What Is An Emergency Fund And Why You Should Have It
No one ever thinks that some bad times might occur. But, unfortunately, they might happen to just any of us. You could accidentally break a leg, or your fridge might stop working… These are just some of the thousands of unpredictable scenarios that could come out of nowhere.
In order to live through these kinds of situations as stress-free as possible, it is smart to build your emergency fund on time. Let’s see how you should do it and how early should you start saving your money. But first, let’s explain what an emergency fund is and what are the rules you have to follow in order to build a successful one.
What Is An Emergency Fund?
An emergency fund is a bank account with money savings that are meant to cover large, unexpected expenses. Some of them might include:
- Medical expenses
- Home-appliance repair/replacement
- Car repairs
- Natural Disasters
You never know what the future holds, so it is better to be prepared and prevent yourself from borrowing money and going into debt when unpredictable events occur. In fact, building an emergency fund might help you lead a more stable life if anything from these things occurs. If you don’t have enough money that you could live off for a couple of months if you lost your job tomorrow, you should start saving for “emergency”.
Do I Really Need An Emergency Fund?
The truth is that literally anyone on Earth could be struck with an emergency situation. So, if you’d rather avoid having to borrow money from your relatives and friends, then you definitely need one. Everyone needs an emergency fund. Especially if you have children and are building a family.

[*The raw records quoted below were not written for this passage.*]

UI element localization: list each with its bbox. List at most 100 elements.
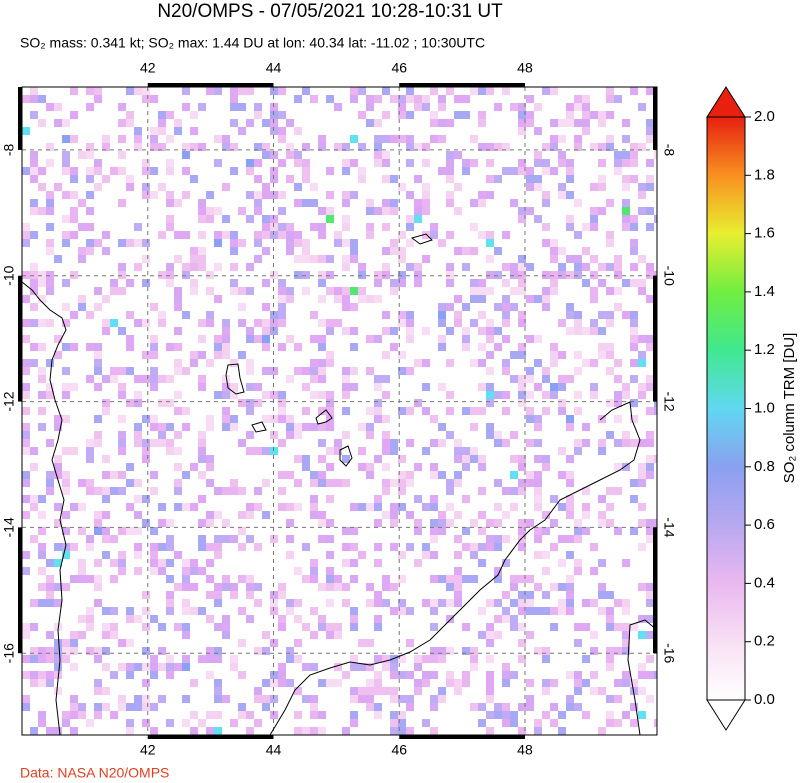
pixel — [534, 479, 542, 487]
pixel — [46, 191, 54, 199]
pixel — [622, 671, 630, 679]
pixel — [606, 663, 614, 671]
pixel — [614, 399, 622, 407]
pixel — [158, 111, 166, 119]
pixel — [534, 719, 542, 727]
pixel — [286, 119, 294, 127]
pixel — [614, 303, 622, 311]
pixel — [182, 87, 190, 95]
pixel — [62, 343, 70, 351]
pixel — [286, 231, 294, 239]
pixel — [614, 159, 622, 167]
pixel — [630, 327, 638, 335]
pixel — [318, 255, 326, 263]
pixel — [278, 471, 286, 479]
pixel — [286, 375, 294, 383]
pixel — [574, 671, 582, 679]
pixel — [446, 647, 454, 655]
subtitle: SO₂ mass: 0.341 kt; SO₂ max: 1.44 DU at … — [20, 35, 485, 51]
pixel — [334, 231, 342, 239]
pixel — [166, 263, 174, 271]
pixel — [622, 383, 630, 391]
pixel — [30, 503, 38, 511]
pixel — [550, 271, 558, 279]
pixel — [574, 95, 582, 103]
pixel — [566, 271, 574, 279]
pixel — [422, 447, 430, 455]
pixel — [230, 87, 238, 95]
pixel — [558, 471, 566, 479]
pixel — [350, 255, 358, 263]
pixel — [398, 711, 406, 719]
pixel — [470, 319, 478, 327]
pixel — [486, 351, 494, 359]
pixel — [158, 647, 166, 655]
credit: Data: NASA N20/OMPS — [20, 765, 169, 781]
pixel — [118, 415, 126, 423]
pixel — [486, 143, 494, 151]
pixel — [206, 415, 214, 423]
pixel — [102, 495, 110, 503]
pixel — [190, 175, 198, 183]
pixel — [126, 183, 134, 191]
pixel — [398, 111, 406, 119]
pixel — [302, 367, 310, 375]
pixel — [606, 607, 614, 615]
pixel — [278, 279, 286, 287]
pixel — [246, 727, 254, 735]
pixel — [566, 255, 574, 263]
pixel — [230, 487, 238, 495]
pixel — [222, 407, 230, 415]
pixel — [286, 647, 294, 655]
pixel — [630, 335, 638, 343]
pixel — [646, 631, 654, 639]
pixel — [398, 503, 406, 511]
pixel — [206, 319, 214, 327]
pixel — [70, 207, 78, 215]
pixel — [518, 527, 526, 535]
coastlines — [22, 233, 657, 735]
pixel — [38, 495, 46, 503]
pixel — [206, 87, 214, 95]
pixel — [46, 223, 54, 231]
frame-bar — [653, 527, 657, 654]
pixel — [630, 359, 638, 367]
pixel — [438, 687, 446, 695]
pixel — [94, 351, 102, 359]
pixel — [550, 495, 558, 503]
pixel — [494, 431, 502, 439]
pixel — [614, 263, 622, 271]
pixel — [638, 583, 646, 591]
pixel — [646, 159, 654, 167]
pixel — [326, 623, 334, 631]
pixel — [470, 551, 478, 559]
pixel — [334, 319, 342, 327]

The times of financial emergencies never come when you have lots of money, but as a rule of thumb, they always occur when you’ve already spent a major part of your income.
So, practically an emergency fund can not only save your reputation, stability and provide you with more financial security, but it will also prevent you from relying on high-interest loans or credit cards.
Emergency funds are a great way to stop yourself from going into (further) debt.
How Much Should I Save?
One of the costliest financial emergency cases is unemployment. If you lose your job, you would still need to pay for necessities. Having living expenses without having a regular income and a good savings bank account, will inevitably drain all your money and quite probably lead to debt and borrowing money.
So, the ideal way to save money for an emergency fund is to get prepared for these situations. The fund should be able to cover your basic expenses for at least 3, or ideally 6 months so that you can have a stress free time while looking for a new job.
Of course, the amount you’re able to save on a monthly basis depends on your financial circumstances. However, what’s important is to start saving, even if you start small. Be realistic when setting your saving goals and determine how much should you save by the end of each month. This way you will build a strong start.
Imagine that you have to replace your fridge, and you have $500 in your emergency fund bank account. It will definitely feel good that a financial emergency like that won’t influence your regular monthly expenses and your “pleasure” money.
Rules Of An Emergency Fund
You have saved $1000 so far, but you just stumbled upon the perfect dress/watch you have been wanting for a long time now. Your first impulse might be using your emergency fund’s money in order to please yourself, but this is not what the fund is meant for.
You should avoid using this money for pleasure and things such as:
- Eating out
Set up good rules and really commit to them and soon you will see your emergency fund growing, just like your financial security. Committing to these rules will also be much easier for you if you find a way to make your emergency fund not too easy to access. Make sure your emergency fund bank account is separated from your personal use bank account, so you can avoid temptations like the one we mentioned above.